Alors que le taux d’incidence est de 584,8 sur le plan national, on a recensé 826,1 cas pour 100.000 habitants à l’échelle régionale, d’après les indicateurs calculés sur sept jours glissants. Parmi les personnes contaminées, la tranche d’âge la plus représentée est celle des 30-39 ans, suivie par celle des 0-9 ans.

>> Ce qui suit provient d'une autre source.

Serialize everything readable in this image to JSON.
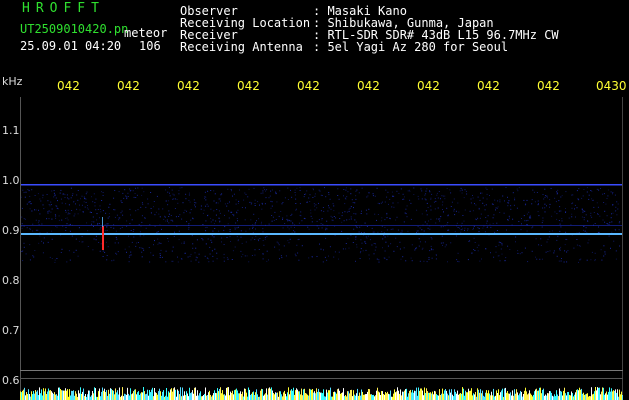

Quant au taux de positivité, il affiche 25,2, là encore supérieur au taux national qui atteint 21,25.
Dans le Grand Est, les départements les plus touchés sont les Ardennes, la Moselle et la Meurthe-et-Moselle avec des taux d’incidence supérieurs à 1000.
Au niveau des agglomérations, c’est à Metz, Nancy et Strasbourg que la reprise est la plus sensible.
Cette augmentation des cas n’a pour l’instant pas d’impact sur les hospitalisations, toujours en décrue. Le taux d’occupation des lits par des patients Covid en réanimation ou en soins intensifs est inférieur à 40%. Le niveau de référence correspond aux capacités initiales de réanimation de la région Grand Est avant la crise soit 471 lits.
Ce rebond de l’épidémie reflète une tendance nationale. Le ministre de la Santé, Olivier Véran, a insisté vendredi sur la nécessité pour les personnes fragiles de “continuer à se protéger”. “Nous constatons actuellement un rebond en France, a-t-il déclaré, dans les pays qui nous entourent, c’est-à-dire que le Covid ne baisse plus, il augmente même. Au vu des derniers chiffres d’hier c’est 20% d’augmentation”.